Over tender bison pot roast, we discuss the coming eclipse,
where to view it, how the last one felt. How birds go strangely silent
when day pitches black. The word “totality” sounds lofty,
philosophical, calls to mind Levinas’s Totality and Infinity,
which I’ve read but can now barely paraphrase. What makes
eclipses spiritual? The ancients perceived the sun being eaten.
Does fear always shadow awe? My husband, philosopher
and bison chef at the head of the table, talks about space being bent—
something about Einstein, light, and gravity. So much I fail
to understand, given the years I’ve spent examining, not
the nature of space and time, but angels dancing on the head of a pin.
I doubt I can explain what an eclipse is, why it occurs rarely,
or why it occurs at all. Thomas Aquinas supposedly said, near
his life’s end, “All theology is straw.” Scholars debate what he meant.
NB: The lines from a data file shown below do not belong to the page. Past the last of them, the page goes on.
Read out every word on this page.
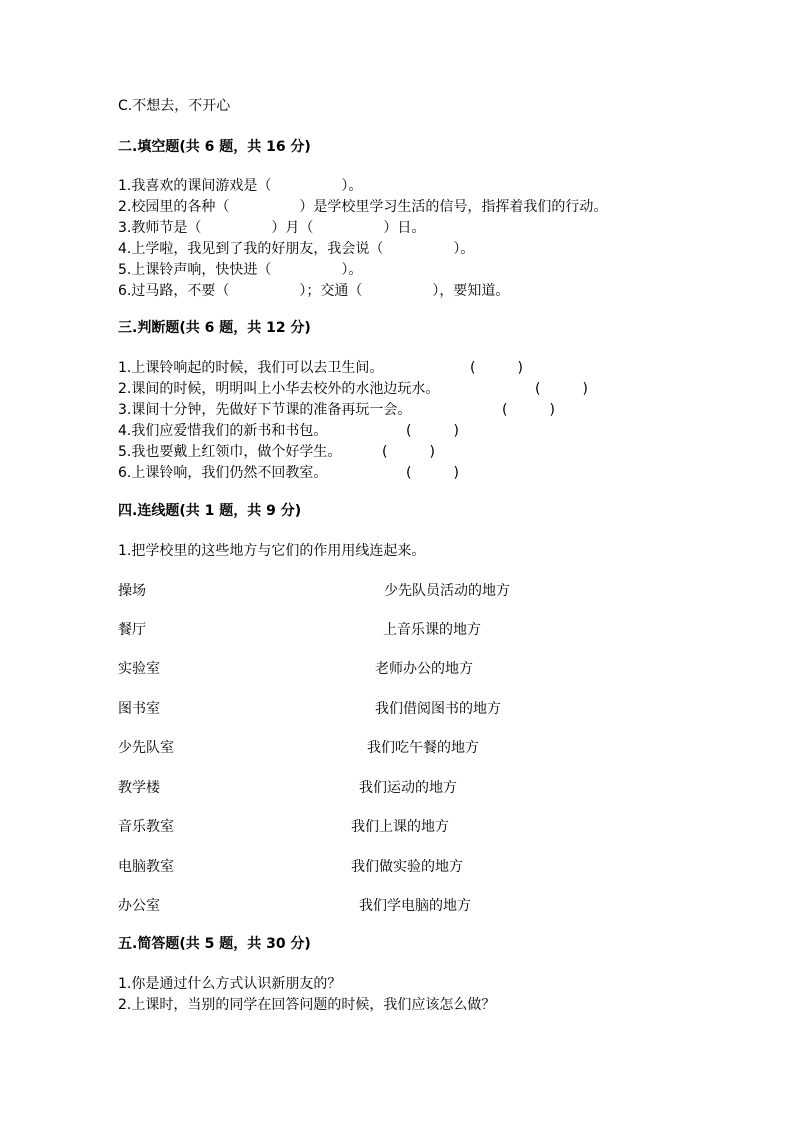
C.不想去，不开心
二.填空题(共 6 题，共 16 分)
1.我喜欢的课间游戏是（　　　　　）。
2.校园里的各种（　　　　　）是学校里学习生活的信号，指挥着我们的行动。
3.教师节是（　　　　　）月（　　　　　）日。
4.上学啦，我见到了我的好朋友，我会说（　　　　　）。
5.上课铃声响，快快进（　　　　　）。
6.过马路，不要（　　　　　）；交通（　　　　　），要知道。
三.判断题(共 6 题，共 12 分)
1.上课铃响起的时候，我们可以去卫生间。	(　　　)
2.课间的时候，明明叫上小华去校外的水池边玩水。	(　　　)
3.课间十分钟，先做好下节课的准备再玩一会。	(　　　)
4.我们应爱惜我们的新书和书包。	(　　　)
5.我也要戴上红领巾，做个好学生。	(　　　)
6.上课铃响，我们仍然不回教室。	(　　　)
四.连线题(共 1 题，共 9 分)
1.把学校里的这些地方与它们的作用用线连起来。
操场	少先队员活动的地方
餐厅	上音乐课的地方
实验室	老师办公的地方
图书室	我们借阅图书的地方
少先队室	我们吃午餐的地方
教学楼	我们运动的地方
音乐教室	我们上课的地方
电脑教室	我们做实验的地方
办公室	我们学电脑的地方
五.简答题(共 5 题，共 30 分)
1.你是通过什么方式认识新朋友的？
2.上课时，当别的同学在回答问题的时候，我们应该怎么做？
Had he misspent his life’s attention? Or was he upended,
rendered mute by a vision beyond all telling? Conversation
moves on: job dissatisfaction, insurance woes, difficult neighbors,
the lot. I clear the table, serve dessert: white cake topped
with fruit. I wonder why at mid-life I comprehend so little,
only that Earth tilts and spins, and we spin with it.